An international team of paleontologists has discovered fossil organisms, which they believe are the first animals that lived on Earth.

Fossilized Otavia antique from northern Namibia (Dr. Bob Brain et al)

The paper, published in the South African Journal of Science, describes the newly discovered phosphatized fossils that the paleontologists interpret as ancient sponge-like organisms and call them Otavia antique. They were found in Namibia in rocks ranging in age between 760 and 550 million years.

This discovery places the origin of animals up to 150 million years earlier than it has previously been thought. It also supports the predictions based on genetic sequencing that the first animals were sponges.

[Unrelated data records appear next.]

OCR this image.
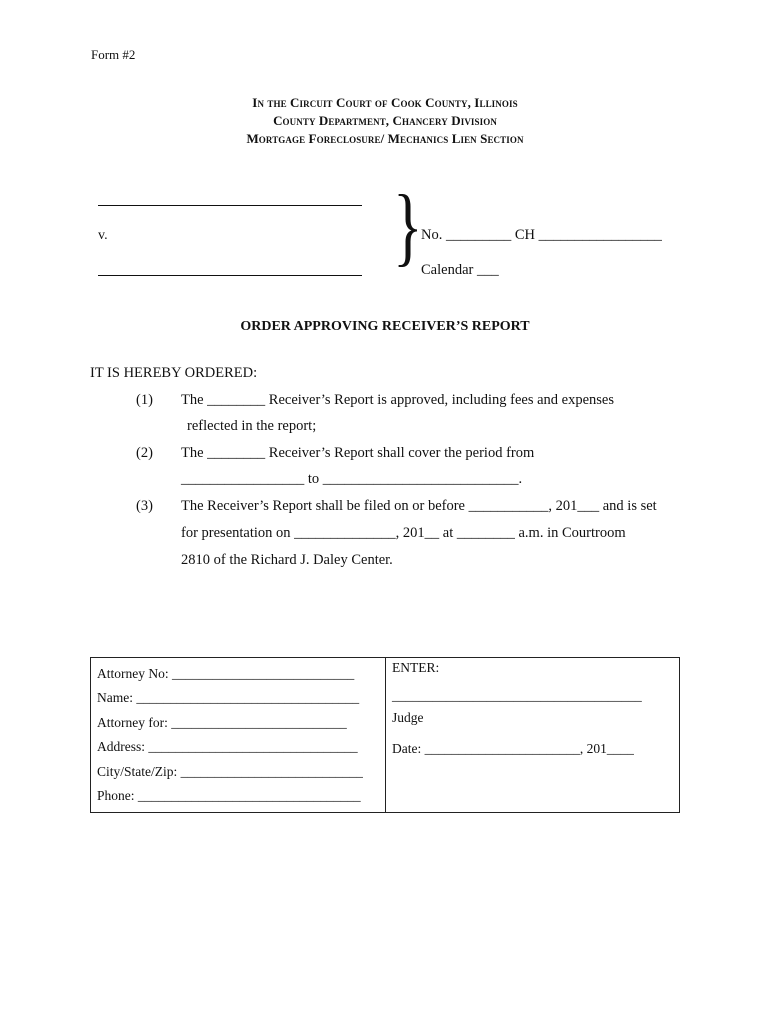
Form #2
In the Circuit Court of Cook County, Illinois
County Department, Chancery Division
Mortgage Foreclosure/ Mechanics Lien Section
v.	}
No. _________ CH _________________
Calendar ___
ORDER APPROVING RECEIVER’S REPORT
IT IS HEREBY ORDERED:
(1) The ________ Receiver’s Report is approved, including fees and expenses
reflected in the report;
(2) The ________ Receiver’s Report shall cover the period from
_________________ to ___________________________.
(3) The Receiver’s Report shall be filed on or before ___________, 201___ and is set
for presentation on ______________, 201__ at ________ a.m. in Courtroom
2810 of the Richard J. Daley Center.
Attorney No: ___________________________
Name: _________________________________
Attorney for: __________________________
Address: _______________________________
City/State/Zip: ___________________________
Phone: _________________________________
ENTER:
_____________________________________
Judge
Date: _______________________, 201____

Scanning electron microscopy image of Otavia antique (Dr. Bob Brain et al)

“We term the putative fossils Otavia, because they have been recovered most abundantly from black limestone units of the Otavi Group of Namibia,” wrote Dr. Bob Brain of the Northern Flagship Institution in Pretoria, South Africa, and Dr. Anthony Prave of the University of St Andrews, UK, and their co-authors.

Otavia have also been found in the Nama Group of Namibia. Both Otavi and Nama Groups are several kilometres thick and comprised of siliciclastic and carbonate rocks deposited in shallow marine shelf and slope environments.”

The paleontologists said that the general shape of O. antique is elongate ovoid to globular measuring from as small as 0.3 mm to as large as 5 mm in the longest dimension.

The outer surface of fossilized organisms is perforated and pierced by numerous small holes, typically 5 mm – 20 mm across, as well as a number of larger openings that form raised turrets or mounds several to many tens of microns in diameter.

“The fossils demonstrate a complex rigid structure consistent with requirements for the feeding mechanism of sponges, suggesting the presence of animals of a high level of organization. The rocks of southern Africa have yet again yielded up key evidence regarding the history of life,” Dr. Robert Gess of University of the Witwatersrand, South Africa, wrote about this discovery in the separate paper published in the same issue of the South African Journal of Science.